We had scheduled a Skype conversation Thursday afternoon, which is probably why Shelley Wright and her inquiry-minded ways were on my mind when I met with my Grade 8 English class Thursday morning. I had had a beautiful lesson plan ready to go; it involved a Venn diagram and some discussion that would lead to an epiphany about The Outsiders and life. It was a beautiful plan.
But then I opened my mouth and this came out: “what do you want to learn?”
My students played along and we ended up circled around ten of our favourite questions. We needed to come to consensus, so I asked one of the students to keep a speakers’ list and notified everyone that I would be part of the circle.
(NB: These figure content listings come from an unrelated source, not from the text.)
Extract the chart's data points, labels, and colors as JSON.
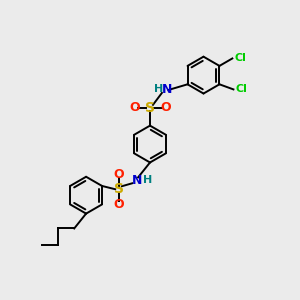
{
  "background_color": "#ebebeb",
  "figsize": [
    3.0,
    3.0
  ],
  "dpi": 100,
  "colors": {
    "C": "#000000",
    "N": "#0000cd",
    "O": "#ff2000",
    "S": "#ccaa00",
    "Cl": "#00cc00",
    "H": "#008080",
    "bond": "#000000"
  },
  "bond_lw": 1.4,
  "doffset": 0.055,
  "ring_r": 0.62,
  "xlim": [
    0,
    10
  ],
  "ylim": [
    0,
    10
  ]
}
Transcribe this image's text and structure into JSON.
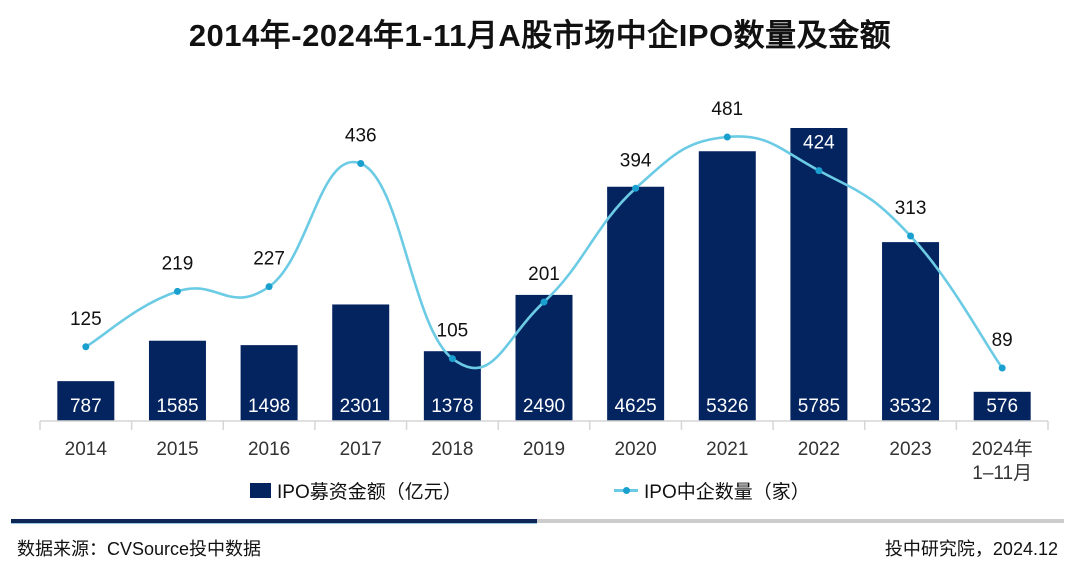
{
  "chart_data": {
    "type": "bar",
    "title": "2014年-2024年1-11月A股市场中企IPO数量及金额",
    "categories": [
      "2014",
      "2015",
      "2016",
      "2017",
      "2018",
      "2019",
      "2020",
      "2021",
      "2022",
      "2023",
      "2024年\n1–11月"
    ],
    "series": [
      {
        "name": "IPO募资金额（亿元）",
        "type": "bar",
        "color": "#042460",
        "values": [
          787,
          1585,
          1498,
          2301,
          1378,
          2490,
          4625,
          5326,
          5785,
          3532,
          576
        ]
      },
      {
        "name": "IPO中企数量（家）",
        "type": "line",
        "smooth": true,
        "color": "#6ccbe4",
        "marker_color": "#1aa0cf",
        "values": [
          125,
          219,
          227,
          436,
          105,
          201,
          394,
          481,
          424,
          313,
          89
        ]
      }
    ],
    "xlabel": "",
    "ylabel": "",
    "y_axes_visible": false,
    "grid": false,
    "data_labels": true,
    "legend_position": "bottom"
  },
  "legend": {
    "bar_label": "IPO募资金额（亿元）",
    "line_label": "IPO中企数量（家）"
  },
  "footer": {
    "source": "数据来源：CVSource投中数据",
    "credit": "投中研究院，2024.12"
  }
}
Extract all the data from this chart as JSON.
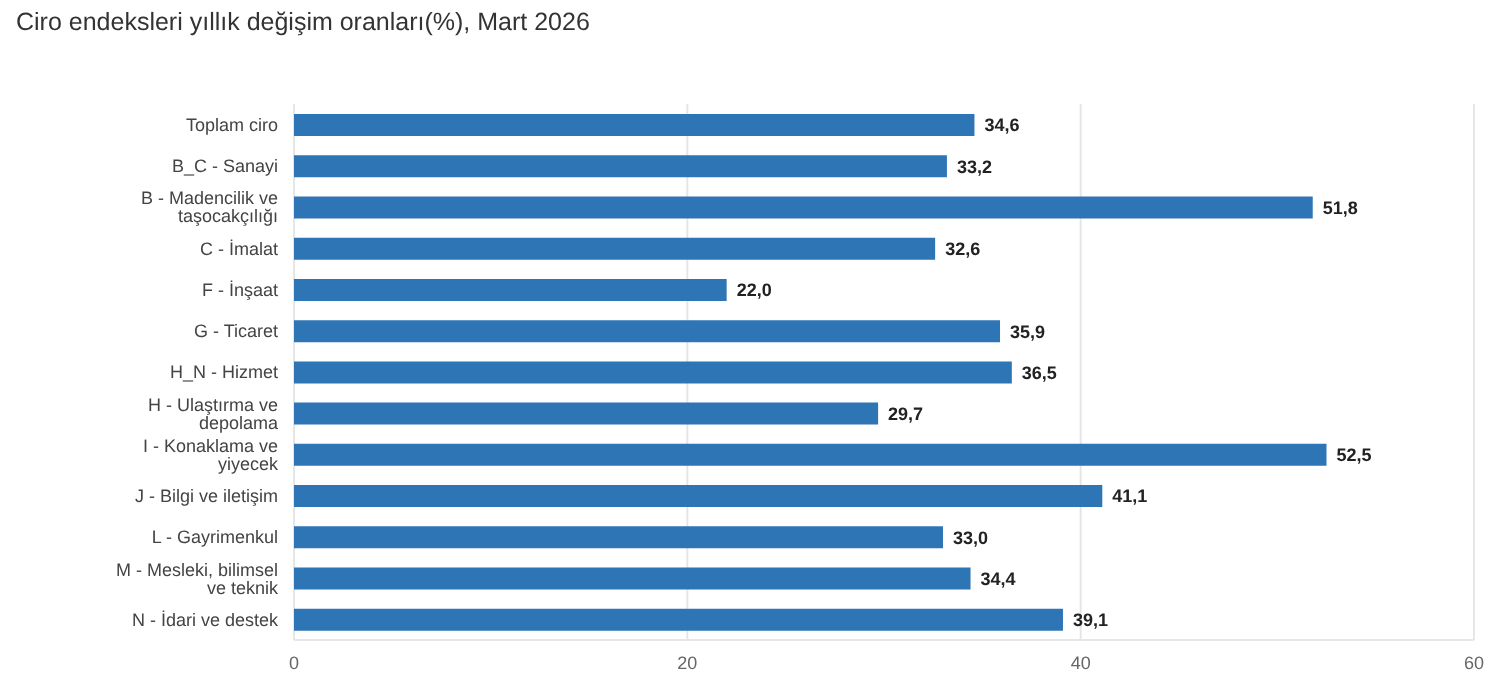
{
  "chart_data": {
    "type": "bar",
    "orientation": "horizontal",
    "title": "Ciro endeksleri yıllık değişim oranları(%), Mart 2026",
    "categories": [
      "Toplam ciro",
      "B_C - Sanayi",
      "B - Madencilik ve taşocakçılığı",
      "C - İmalat",
      "F - İnşaat",
      "G - Ticaret",
      "H_N - Hizmet",
      "H - Ulaştırma ve depolama",
      "I - Konaklama ve yiyecek",
      "J - Bilgi ve iletişim",
      "L - Gayrimenkul",
      "M - Mesleki, bilimsel ve teknik",
      "N - İdari ve destek"
    ],
    "values": [
      34.6,
      33.2,
      51.8,
      32.6,
      22.0,
      35.9,
      36.5,
      29.7,
      52.5,
      41.1,
      33.0,
      34.4,
      39.1
    ],
    "value_labels": [
      "34,6",
      "33,2",
      "51,8",
      "32,6",
      "22,0",
      "35,9",
      "36,5",
      "29,7",
      "52,5",
      "41,1",
      "33,0",
      "34,4",
      "39,1"
    ],
    "color": "#2e75b6",
    "xlim": [
      0,
      60
    ],
    "xticks": [
      0,
      20,
      40,
      60
    ],
    "grid": "x",
    "legend": false
  }
}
Liam threw me a sharp look and said, “You mean you aren’t going to give us the question?”
“No,” I said. “The whole point of this is for you guys to decide what you want to learn.”
“Yeah, but I thought you were just going to “let” us choose.”
“Nope,” I felt almost as shocked as Liam looked and wondered if “letting” students choose is what I normally do.
Liam, now looking incredulous, got more fully engaged in the consensus-making.
About 6 years ago when I went from grading to feedback, I felt a sense of flow enter my classroom. I feel on the brink of that flow again.
As for what my students really want to know? Here is their question: How do people find happiness in the darkest places?
As for what I want to know? Other than what to do next class (something Shelley helped me out with – thank you, Shelley!), I’m curious to see where this path will lead me and where it will lead my students, because – this time – we’re all learners.